Art. 50.In artikel 75 van de gemeentekieswet, gewijzigd bij de wetten van 5 juli 1976, 16 juli 1993, 7 juli 1994, 22 maart 1999 en 8 augustus 2000, worden de volgende wijzigingen aangebracht : 1° In § 1, eerste lid, worden de woorden « de bestendige deputatie » vervangen door de woorden « het Rechtscollege ».2° In § 1, tweede lid, worden de woorden « van de bestendige deputatie » vervangen door de woorden « van het Rechtscollege ».3° In § 1, vierde lid, worden de woorden « de bestendige deputatie » vervangen door de woorden « het Rechtscollege ».4° In §§ 2 en 3 worden de woorden « de bestendige deputatie » vervangen door de woorden « het Rechtscollege ».

Art. 51.In artikel 76 van de gemeentekieswet, gewijzigd bij de wetten van 7 juli en 17 november 1994, worden de volgende wijzigingen aangebracht : 1° In het eerste lid worden de woorden « van de bestendige deputatie » vervangen door de woorden « van het rechtscollege » en het woord « provinciegriffier » vervangen door de woorden « secretaris van het Rechtscollege ».2° In het tweede lid, 1°, worden de woorden « van de bestendige deputatie » vervangen door de woorden « van het Rechtscollege ».3° In het tweede lid, 2°, worden de woorden « de bestendige deputatie » vervangen door de woorden « het Rechtscollege ».4° In het derde lid, worden de woorden « de bestendige deputatie » vervangen door de woorden « het rechtscollege ».

Art. 52.In artikel 76bis van de gemeentekieswet, ingevoerd door de wet van 5 juli 1976 en gewijzigd bij de wet van 7 juli 1994, worden de woorden « van de bestendige deputatie » vervangen door de woorden « van het Rechtscollege » en het woord « Koning » wordt vervangen door het woord « Regering ».

Art. 53.Artikel 77, eerste lid, van de gemeentekieswet, gewijzigd bij het Regentsbesluit van 23 augustus 1948 en bij de wet van 7 juli 1994, wordt gewijzigd als volgt : « Het arrest van de Raad van State wordt door de zorg van de griffier onmiddellijk ter kennis gebracht van de gouverneur, die een kopie doorstuurt naar de Voorzitter van het Rechtscollege en naar de gemeenteraad. »

Art. 54.Artikel 77bis van de gemeentekieswet, gewijzigd bij de wetten van 9 augustus 1988 en 16 juli 1993, wordt opgeheven.

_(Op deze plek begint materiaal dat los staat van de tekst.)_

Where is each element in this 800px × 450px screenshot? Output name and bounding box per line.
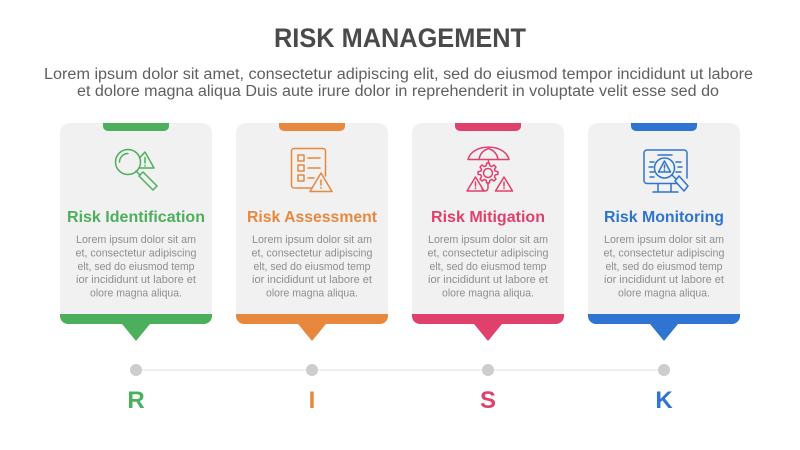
card background — [412, 123, 564, 314]
card body text — [76, 234, 196, 300]
card body text — [252, 234, 372, 300]
timeline dot 1 — [130, 364, 142, 376]
card heading: Risk Identification — [67, 209, 205, 226]
card body text: Lorem ipsum dolor sit am — [604, 234, 724, 246]
card body text: et, consectetur adipiscing — [428, 248, 548, 260]
icon: umbrella, gear and warnings — [467, 147, 512, 191]
card background — [588, 123, 740, 314]
panel: risk identification — [60, 123, 212, 341]
intro text: Lorem ipsum dolor sit amet, consectetur adipiscing elit, sed do eiusmod tempor incididunt ut labore — [44, 66, 753, 83]
card body text: elt, sed do eiusmod temp — [606, 261, 722, 273]
card heading: Risk Assessment — [247, 209, 377, 226]
panel: risk mitigation — [412, 123, 564, 341]
card body text: olore magna aliqua. — [618, 288, 710, 300]
timeline line — [136, 369, 664, 371]
card heading: Risk Mitigation — [431, 209, 545, 226]
letter I: I — [309, 387, 315, 414]
card body text: elt, sed do eiusmod temp — [78, 261, 194, 273]
card body text: Lorem ipsum dolor sit am — [252, 234, 372, 246]
panel: risk assessment — [236, 123, 388, 341]
card body text: olore magna aliqua. — [90, 288, 182, 300]
timeline dot 3 — [482, 364, 494, 376]
card body text: Lorem ipsum dolor sit am — [428, 234, 548, 246]
card body text: ior incididunt ut labore et — [252, 274, 372, 286]
top tab — [631, 123, 697, 131]
bottom bar with pointer — [588, 314, 740, 341]
top tab — [279, 123, 345, 131]
card body text: et, consectetur adipiscing — [604, 248, 724, 260]
letter S: S — [480, 387, 496, 414]
card body text — [604, 234, 724, 300]
card body text: et, consectetur adipiscing — [76, 248, 196, 260]
card background — [60, 123, 212, 314]
bottom bar with pointer — [60, 314, 212, 341]
card heading: Risk Monitoring — [604, 209, 724, 226]
intro text — [44, 66, 753, 100]
card body text: ior incididunt ut labore et — [604, 274, 724, 286]
card background — [236, 123, 388, 314]
bottom bar with pointer — [412, 314, 564, 341]
letter K: K — [655, 387, 673, 414]
card body text: et, consectetur adipiscing — [252, 248, 372, 260]
icon: checklist with warning — [292, 148, 332, 192]
icon: monitor with magnifier — [644, 150, 688, 192]
card body text: elt, sed do eiusmod temp — [430, 261, 546, 273]
timeline dot 2 — [306, 364, 318, 376]
top tab — [455, 123, 521, 131]
top tab — [103, 123, 169, 131]
card body text: ior incididunt ut labore et — [428, 274, 548, 286]
card body text: olore magna aliqua. — [442, 288, 534, 300]
timeline dot 4 — [658, 364, 670, 376]
card body text: Lorem ipsum dolor sit am — [76, 234, 196, 246]
card body text: olore magna aliqua. — [266, 288, 358, 300]
card body text — [428, 234, 548, 300]
card body text: elt, sed do eiusmod temp — [254, 261, 370, 273]
panel: risk monitoring — [588, 123, 740, 341]
title: RISK MANAGEMENT — [274, 23, 526, 53]
intro text: et dolore magna aliqua Duis aute irure dolor in reprehenderit in voluptate velit esse sed do — [77, 83, 719, 100]
letter R: R — [127, 387, 145, 414]
bottom bar with pointer — [236, 314, 388, 341]
icon: magnifier with warning — [116, 150, 157, 190]
card body text: ior incididunt ut labore et — [76, 274, 196, 286]
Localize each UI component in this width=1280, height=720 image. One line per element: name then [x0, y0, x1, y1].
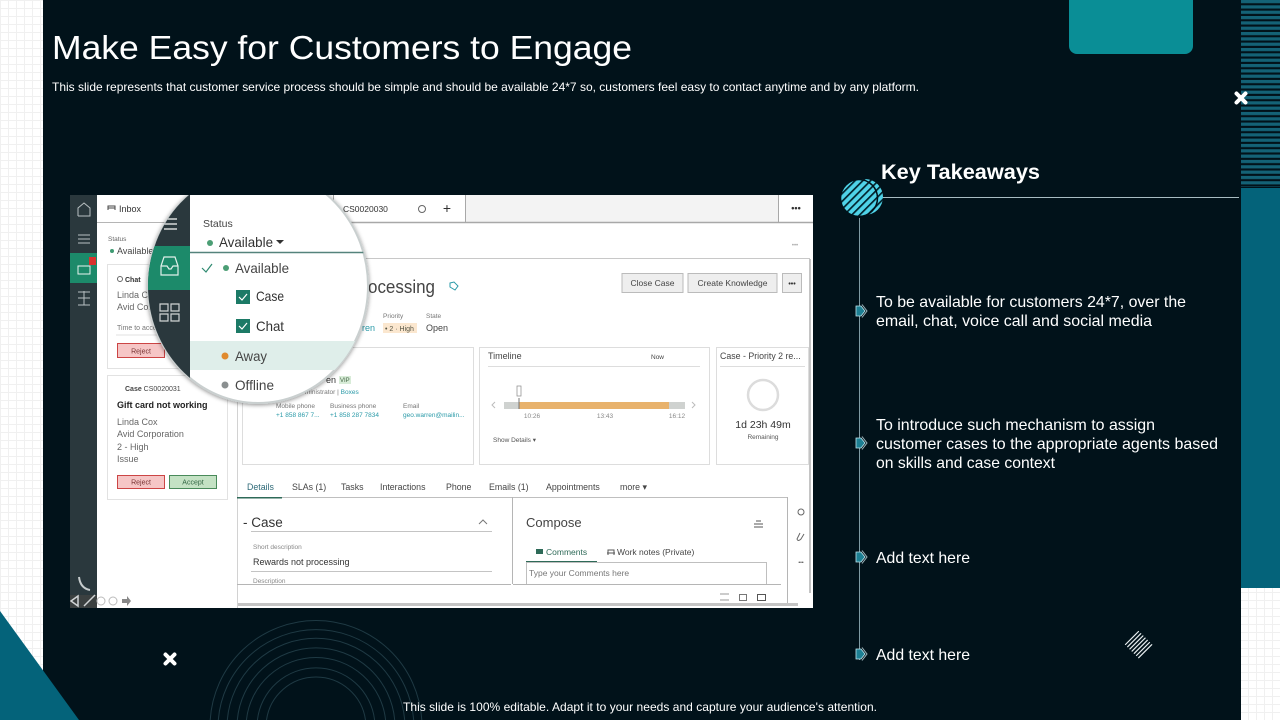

Art. 55.In artikel 84 van de Gemeentekieswet, gewijzigd bij de wet van 16 juli 1993, worden de volgende wijzigingen aangebracht : 1° In § 2, tweede lid, worden de woorden « de bestendige deputatie » vervangen door de woorden « het Rechtscollege ».2° In § 2, derde lid, worden de woorden « de bestendige deputatie » vervangen door de woorden « het rechtscollege » en worden de woorden « ter griffie van de provincies » vervangen door de woorden « op het secretariaat van het Rechtscollege ».3° In § 2, vierde lid, worden de woorden « de bestendige deputatie » vervangen door de woorden « het Rechtscollege ».

Art. 56.In artikel 84bis van de gemeentekieswet, ingevoerd door het Regentsbesluit van 23 augustus 1948, worden de woorden « van de bestendige deputatie » vervangen door de woorden « van het Rechtscollege » en worden de woorden « ter griffie van de provincie » vervangen door de woorden « op het secretariaat van het Rechtscollege ».

Art. 57.De artikelen 86 tot 117 van de gemeentekieswet worden opgeheven.

Art. 58.Titel VII van de gemeentekieswet wordt vervangen door een nieuwe titel VII met als opschrift « Bepalingen betreffende de controle van de verkiezingsuitgaven » en bestaande uit een artikel 86, luidend : « Het Controlecollege, opgericht door artikel 3 van de ordonnantie van 29 april 2004 betreffende de controle van de verkiezingsuitgaven en de regeringsmededelingen, is belast met de uitvoering van artikel 10 van de wet van 7 juli 1994 bedoeld in artikel 74, § 2, van dit wetboek. »

Art. 59.In de gemeentekieswet wordt een titel VIII ingevoegd met als opschrift « Bepalingen betreffende de indexering van de boetes » en bestaande uit een artikel 87, luidend : « De door de artikelen 15, 24, 27, 35ter, 35quater en 74 van dit wetboek voorziene boetes zijn niet onderworpen aan de wet van 5 maart 1952 betreffende de opdécimes op de strafrechtelijke geldboeten. De door de andere artikelen van dit wetboek voorziene boetes blijven wel onderworpen aan voormelde wet. »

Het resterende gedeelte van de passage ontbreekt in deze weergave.